Desde o início, Belfort se destacou não apenas por sua habilidade em vender, mas também por seu estilo de vida extravagante e sem limites. Ele construiu uma mansão de 1.393 metros quadrados em Long Island, onde realizava festas luxuosas com centenas de convidados. Sua coleção de carros esportivos incluía Ferraris, Lamborghinis e Rolls-Royces. Além disso, possuía um iate de 37 metros de comprimento, originalmente pertencente à modelo Coco Chanel, que acabou afundando em uma de suas viagens após insistir em navegar durante uma tempestade no Mediterrâneo.

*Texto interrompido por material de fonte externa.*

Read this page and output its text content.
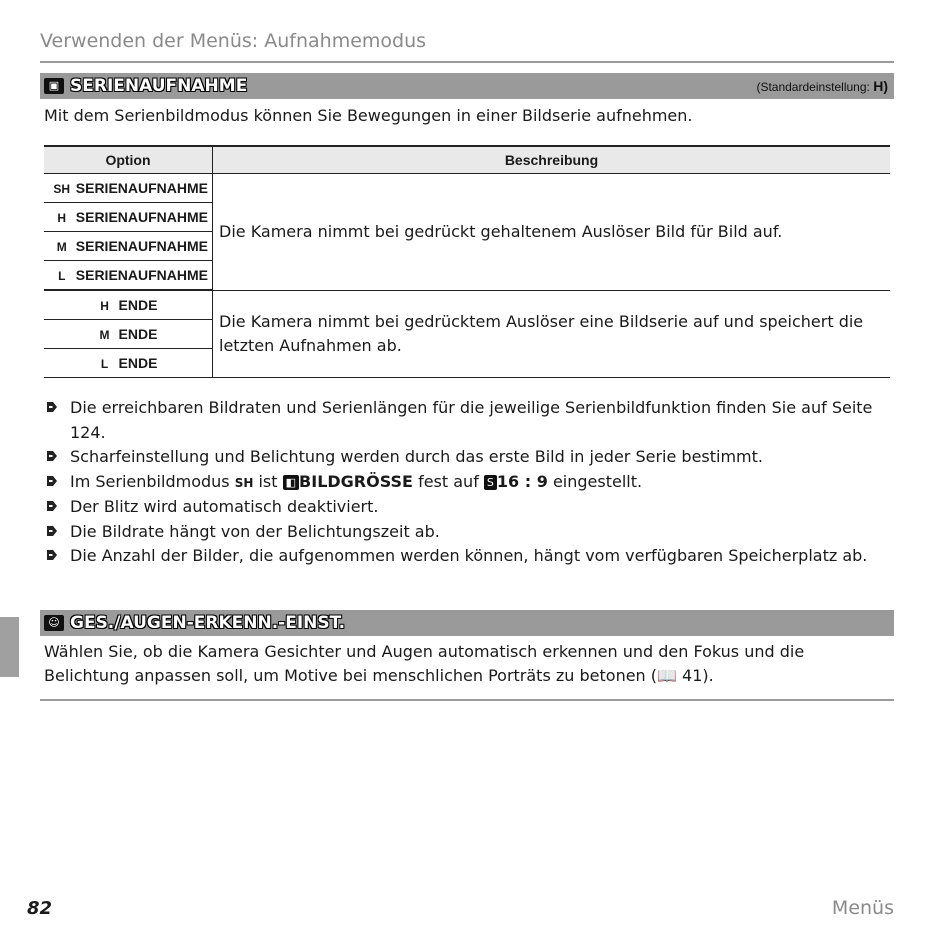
Verwenden der Menüs: Aufnahmemodus
▣ SERIENAUFNAHME	(Standardeinstellung: H)
Mit dem Serienbildmodus können Sie Bewegungen in einer Bildserie aufnehmen.
Option	Beschreibung
SH SERIENAUFNAHME	Die Kamera nimmt bei gedrückt gehaltenem Auslöser Bild für Bild auf.
H SERIENAUFNAHME	
M SERIENAUFNAHME	
L SERIENAUFNAHME	
H ENDE	Die Kamera nimmt bei gedrücktem Auslöser eine Bildserie auf und speichert die letzten Aufnahmen ab.
M ENDE	
L ENDE	
Die erreichbaren Bildraten und Serienlängen für die jeweilige Serienbildfunktion finden Sie auf Seite 124.
Scharfeinstellung und Belichtung werden durch das erste Bild in jeder Serie bestimmt.
Im Serienbildmodus SH ist ◧ BILDGRÖSSE fest auf S 16 : 9 eingestellt.
Der Blitz wird automatisch deaktiviert.
Die Bildrate hängt von der Belichtungszeit ab.
Die Anzahl der Bilder, die aufgenommen werden können, hängt vom verfügbaren Speicherplatz ab.
☺ GES./AUGEN-ERKENN.-EINST.
Wählen Sie, ob die Kamera Gesichter und Augen automatisch erkennen und den Fokus und die Belichtung anpassen soll, um Motive bei menschlichen Porträts zu betonen (📖 41).
82	Menüs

O sucesso da Stratton Oakmont foi meteórico. No auge, a corretora gerava aproximadamente 250 mil dólares em receita por dia, resultado de uma equipe de corretores treinados para persuadir investidores a comprar ações infladas artificialmente. No entanto, o crescimento chamou a atenção das autoridades. A NASD (Associação Nacional de Corretores de Valores) monitorou a empresa de perto por anos, até que as investigações revelaram o verdadeiro funcionamento de seu esquema de pump and dump, no qual Belfort e seus sócios inflavam os preços das ações e depois vendiam suas próprias participações com lucros enormes, deixando os investidores no prejuízo.
Em 1999, após anos de investigações e denúncias, Jordan Belfort se declarou culpado de fraude e manipulação do mercado de ações. Para reduzir sua pena, ele concordou em cooperar com as autoridades e testemunhar contra seus antigos parceiros e funcionários. Foi condenado a quatro anos de prisão, dos quais cumpriu 22 meses em um presídio federal.

Além da pena de prisão, Belfort foi condenado a devolver 110,4 milhões de dólares em indenizações às vítimas de seu golpe. Apesar da gravidade dos crimes, ele sempre negou que a Stratton Oakmont tivesse como alvo pessoas com poucos recursos, afirmando que seus clientes eram investidores de maior poder aquisitivo.
A história de ascensão e queda de Belfort ganhou fama mundial quando foi retratada no cinema em 2013, no filme “O Lobo de Wall Street”, dirigido por Martin Scorsese e estrelado por Leonardo DiCaprio. A produção se baseou nas memórias escritas pelo próprio Belfort, que transformou sua trajetória criminosa em um best-seller e depois em uma carreira como palestrante motivacional.
Hoje, Jordan Belfort é visto tanto como símbolo da ambição desmedida que marcou o mercado financeiro dos anos 90 quanto como um exemplo de recomeço. Sua história permanece como um dos maiores alertas sobre os perigos da ganância e da ilusão de riqueza fácil que ainda rondam o mundo dos investimentos.